Vaz's involvement as a trio member helped him gain fame in Kuwait, where he lived for several years. In 1998, he retired from his job in Kuwait and returned to his home state of Goa. During this period, he had to leave his trio and started singing in tiatrs performed in Goa. Vaz's songs typically revolve around topics that resonate with the public, focusing on positive aspects of various subjects, relevant topics, and current events. He has a unique approach to composing songs; Vaz never sits down to write a song. Instead, he typically composes while driving his motorcycle or car. When he decides on a song topic, he considers a music tune that complements the lyrics. He usually does this while driving, composing verses and choruses until he has three of each for a song. When performing on stage, Vaz typically sings a song that he has in his head rather than the one he has written down on paper.

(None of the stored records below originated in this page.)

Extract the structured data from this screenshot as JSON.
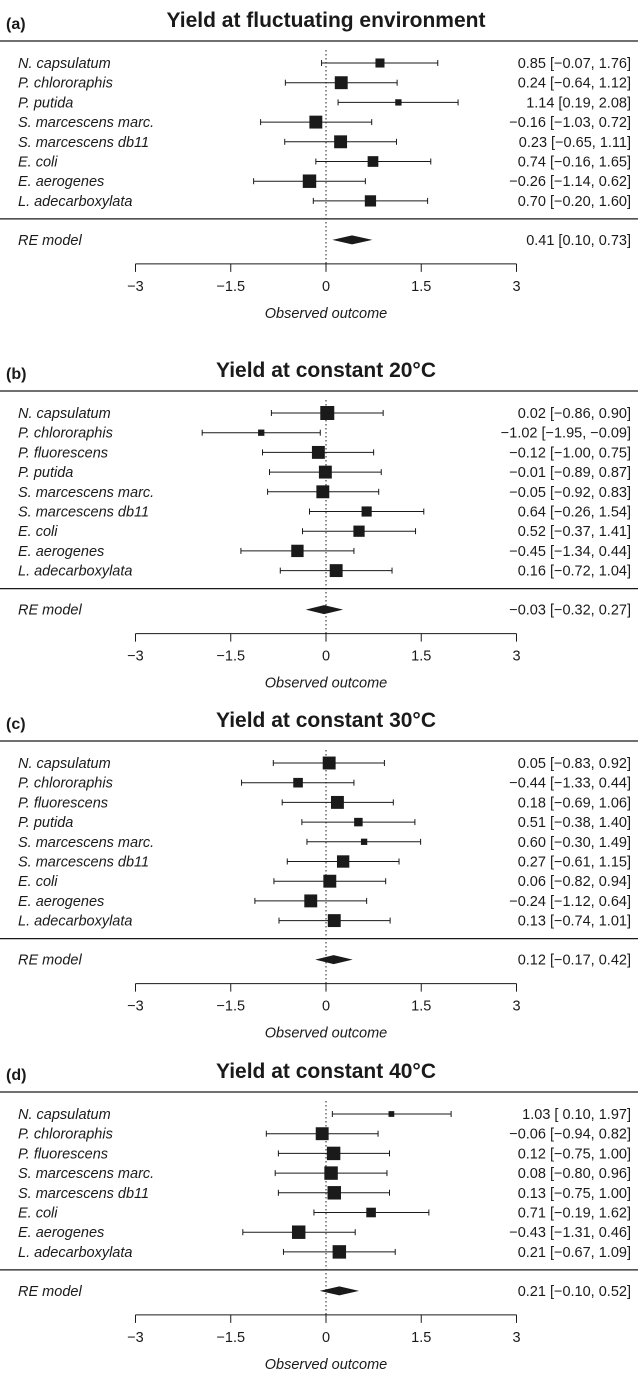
{
  "x_axis": {
    "ticks": [
      -3,
      -1.5,
      0,
      1.5,
      3
    ],
    "tick_labels": [
      "−3",
      "−1.5",
      "0",
      "1.5",
      "3"
    ],
    "title": "Observed outcome"
  },
  "summary_label": "RE model",
  "chart_data": [
    {
      "type": "forest",
      "panel": "(a)",
      "title": "Yield at fluctuating environment",
      "xlim": [
        -3,
        3
      ],
      "studies": [
        {
          "label": "N. capsulatum",
          "estimate": 0.85,
          "ci": [
            -0.07,
            1.76
          ],
          "text": "0.85 [−0.07, 1.76]",
          "weight": 0.55
        },
        {
          "label": "P. chlororaphis",
          "estimate": 0.24,
          "ci": [
            -0.64,
            1.12
          ],
          "text": "0.24 [−0.64, 1.12]",
          "weight": 0.9
        },
        {
          "label": "P. putida",
          "estimate": 1.14,
          "ci": [
            0.19,
            2.08
          ],
          "text": "1.14 [0.19, 2.08]",
          "weight": 0.3
        },
        {
          "label": "S. marcescens marc.",
          "estimate": -0.16,
          "ci": [
            -1.03,
            0.72
          ],
          "text": "−0.16 [−1.03, 0.72]",
          "weight": 0.9
        },
        {
          "label": "S. marcescens db11",
          "estimate": 0.23,
          "ci": [
            -0.65,
            1.11
          ],
          "text": "0.23 [−0.65, 1.11]",
          "weight": 0.9
        },
        {
          "label": "E. coli",
          "estimate": 0.74,
          "ci": [
            -0.16,
            1.65
          ],
          "text": "0.74 [−0.16, 1.65]",
          "weight": 0.7
        },
        {
          "label": "E. aerogenes",
          "estimate": -0.26,
          "ci": [
            -1.14,
            0.62
          ],
          "text": "−0.26 [−1.14, 0.62]",
          "weight": 0.95
        },
        {
          "label": "L. adecarboxylata",
          "estimate": 0.7,
          "ci": [
            -0.2,
            1.6
          ],
          "text": "0.70 [−0.20, 1.60]",
          "weight": 0.75
        }
      ],
      "summary": {
        "estimate": 0.41,
        "ci": [
          0.1,
          0.73
        ],
        "text": "0.41 [0.10, 0.73]"
      }
    },
    {
      "type": "forest",
      "panel": "(b)",
      "title": "Yield at constant 20°C",
      "xlim": [
        -3,
        3
      ],
      "studies": [
        {
          "label": "N. capsulatum",
          "estimate": 0.02,
          "ci": [
            -0.86,
            0.9
          ],
          "text": "0.02 [−0.86, 0.90]",
          "weight": 1.0
        },
        {
          "label": "P. chlororaphis",
          "estimate": -1.02,
          "ci": [
            -1.95,
            -0.09
          ],
          "text": "−1.02 [−1.95, −0.09]",
          "weight": 0.3
        },
        {
          "label": "P. fluorescens",
          "estimate": -0.12,
          "ci": [
            -1.0,
            0.75
          ],
          "text": "−0.12 [−1.00, 0.75]",
          "weight": 0.9
        },
        {
          "label": "P. putida",
          "estimate": -0.01,
          "ci": [
            -0.89,
            0.87
          ],
          "text": "−0.01 [−0.89, 0.87]",
          "weight": 0.9
        },
        {
          "label": "S. marcescens marc.",
          "estimate": -0.05,
          "ci": [
            -0.92,
            0.83
          ],
          "text": "−0.05 [−0.92, 0.83]",
          "weight": 0.9
        },
        {
          "label": "S. marcescens db11",
          "estimate": 0.64,
          "ci": [
            -0.26,
            1.54
          ],
          "text": "0.64 [−0.26, 1.54]",
          "weight": 0.65
        },
        {
          "label": "E. coli",
          "estimate": 0.52,
          "ci": [
            -0.37,
            1.41
          ],
          "text": "0.52 [−0.37, 1.41]",
          "weight": 0.75
        },
        {
          "label": "E. aerogenes",
          "estimate": -0.45,
          "ci": [
            -1.34,
            0.44
          ],
          "text": "−0.45 [−1.34, 0.44]",
          "weight": 0.85
        },
        {
          "label": "L. adecarboxylata",
          "estimate": 0.16,
          "ci": [
            -0.72,
            1.04
          ],
          "text": "0.16 [−0.72, 1.04]",
          "weight": 0.9
        }
      ],
      "summary": {
        "estimate": -0.03,
        "ci": [
          -0.32,
          0.27
        ],
        "text": "−0.03 [−0.32, 0.27]"
      }
    },
    {
      "type": "forest",
      "panel": "(c)",
      "title": "Yield at constant 30°C",
      "xlim": [
        -3,
        3
      ],
      "studies": [
        {
          "label": "N. capsulatum",
          "estimate": 0.05,
          "ci": [
            -0.83,
            0.92
          ],
          "text": "0.05 [−0.83, 0.92]",
          "weight": 0.9
        },
        {
          "label": "P. chlororaphis",
          "estimate": -0.44,
          "ci": [
            -1.33,
            0.44
          ],
          "text": "−0.44 [−1.33, 0.44]",
          "weight": 0.6
        },
        {
          "label": "P. fluorescens",
          "estimate": 0.18,
          "ci": [
            -0.69,
            1.06
          ],
          "text": "0.18 [−0.69, 1.06]",
          "weight": 0.9
        },
        {
          "label": "P. putida",
          "estimate": 0.51,
          "ci": [
            -0.38,
            1.4
          ],
          "text": "0.51 [−0.38, 1.40]",
          "weight": 0.5
        },
        {
          "label": "S. marcescens marc.",
          "estimate": 0.6,
          "ci": [
            -0.3,
            1.49
          ],
          "text": "0.60 [−0.30, 1.49]",
          "weight": 0.3
        },
        {
          "label": "S. marcescens db11",
          "estimate": 0.27,
          "ci": [
            -0.61,
            1.15
          ],
          "text": "0.27 [−0.61, 1.15]",
          "weight": 0.85
        },
        {
          "label": "E. coli",
          "estimate": 0.06,
          "ci": [
            -0.82,
            0.94
          ],
          "text": "0.06 [−0.82, 0.94]",
          "weight": 0.9
        },
        {
          "label": "E. aerogenes",
          "estimate": -0.24,
          "ci": [
            -1.12,
            0.64
          ],
          "text": "−0.24 [−1.12, 0.64]",
          "weight": 0.9
        },
        {
          "label": "L. adecarboxylata",
          "estimate": 0.13,
          "ci": [
            -0.74,
            1.01
          ],
          "text": "0.13 [−0.74, 1.01]",
          "weight": 0.9
        }
      ],
      "summary": {
        "estimate": 0.12,
        "ci": [
          -0.17,
          0.42
        ],
        "text": "0.12 [−0.17, 0.42]"
      }
    },
    {
      "type": "forest",
      "panel": "(d)",
      "title": "Yield at constant 40°C",
      "xlim": [
        -3,
        3
      ],
      "studies": [
        {
          "label": "N. capsulatum",
          "estimate": 1.03,
          "ci": [
            0.1,
            1.97
          ],
          "text": "1.03 [ 0.10, 1.97]",
          "weight": 0.25
        },
        {
          "label": "P. chlororaphis",
          "estimate": -0.06,
          "ci": [
            -0.94,
            0.82
          ],
          "text": "−0.06 [−0.94, 0.82]",
          "weight": 0.9
        },
        {
          "label": "P. fluorescens",
          "estimate": 0.12,
          "ci": [
            -0.75,
            1.0
          ],
          "text": "0.12 [−0.75, 1.00]",
          "weight": 0.95
        },
        {
          "label": "S. marcescens marc.",
          "estimate": 0.08,
          "ci": [
            -0.8,
            0.96
          ],
          "text": "0.08 [−0.80, 0.96]",
          "weight": 0.95
        },
        {
          "label": "S. marcescens db11",
          "estimate": 0.13,
          "ci": [
            -0.75,
            1.0
          ],
          "text": "0.13 [−0.75, 1.00]",
          "weight": 0.95
        },
        {
          "label": "E. coli",
          "estimate": 0.71,
          "ci": [
            -0.19,
            1.62
          ],
          "text": "0.71 [−0.19, 1.62]",
          "weight": 0.6
        },
        {
          "label": "E. aerogenes",
          "estimate": -0.43,
          "ci": [
            -1.31,
            0.46
          ],
          "text": "−0.43 [−1.31, 0.46]",
          "weight": 0.95
        },
        {
          "label": "L. adecarboxylata",
          "estimate": 0.21,
          "ci": [
            -0.67,
            1.09
          ],
          "text": "0.21 [−0.67, 1.09]",
          "weight": 0.95
        }
      ],
      "summary": {
        "estimate": 0.21,
        "ci": [
          -0.1,
          0.52
        ],
        "text": "0.21 [−0.10, 0.52]"
      }
    }
  ]
}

During his time with the trio Cajetan-Marcus-Xavier, Vaz would compose songs for his fellow trio members Cajetan and Xavier. Much of his compositions would typically remain with his fellow artists like Xavier, as Vaz doesn't usually keep the written work of his songs. While with the trio, Vaz sang approximately 60-70 trio songs. He has remained in touch with his trio even after leaving in 1998 and as of January 2023, he still connects with the trio members and occasionally performs with them. Upon returning to Goa from Kuwait, Vaz collaborated with other Konkani singers based in Goa such as Lawry Travasso and Francis de Tuem. They would perform together as a quartet or trio, although their involvement isn't regular due to their busy tiatr schedules, which can clash with each other. As of January 2023, Vaz had bookings for five tiatrs. He even performed in four tiatrs in one day, showcasing his busy schedule. In November 2022, he had a schedule of six tiatrs but had to cancel two due to time conflicts with his other performances.

Vaz also performed with his father, Master Vaz, even during the latter's old age. One of their memorable performances was in Francis de Tuem's tiatr, Reporter, staged in 2019 in Panjim, Goa. In this tiatr, Vaz and his father performed as a duo, receiving a positive response from the audience. Vaz sang about his father's alcohol drinking habits, including incidents where he would vomit blood. During this performance, Tomazinho Cardozo and his wife were in the audience. When Vaz sang about his father, Tomazinho's wife became furious and was ready to stop the song. However, the song was not a criticism of his father; it was quite the opposite. When Vaz brought his father on stage at the end of the song, the audience understood the true meaning, leading to a round of applause. As of 2012, some of the popular tiatrs Vaz has written include Mutt Bhor Mati, Rogtacho Fator, and Rogtak Rogot, among others. He has also directed tiatrs such as Xim Vo Ximiter, Almanchea Disa, and Pamprel, etc. Known for his acting roles in tiatrs by C. Alvares, Prem Kumar, and M. Boyer, Vaz is also recognized as a singer in popular tiatrs like Upkar Naslolo, Bombay Dekho, and Irmanvcho Cheddo Mhozo Put, etc.

==Personal life==
Vaz worked as a welder for a company in Kuwait. He initially moved to Kuwait to work before 1979 and then retired in 1998, returning to his home state of Goa. He maintains a close friendship with Konkani singer Xavier Gomes, his fellow trio member from the Cajetan-Marcus-Xavier fame. Vaz prefers road trips and avoids attending parties or public events like weddings. During his time in Kuwait, Vaz met his future wife, Maria Assumpta Goretti Vaz (née Pereira), who was also based there.

Vaz's sisters Felez and Maxie are also involved in khell tiatr productions as stage actresses. As of 2012, Vaz resides in the village of Utorda, Goa, his mother's hometown.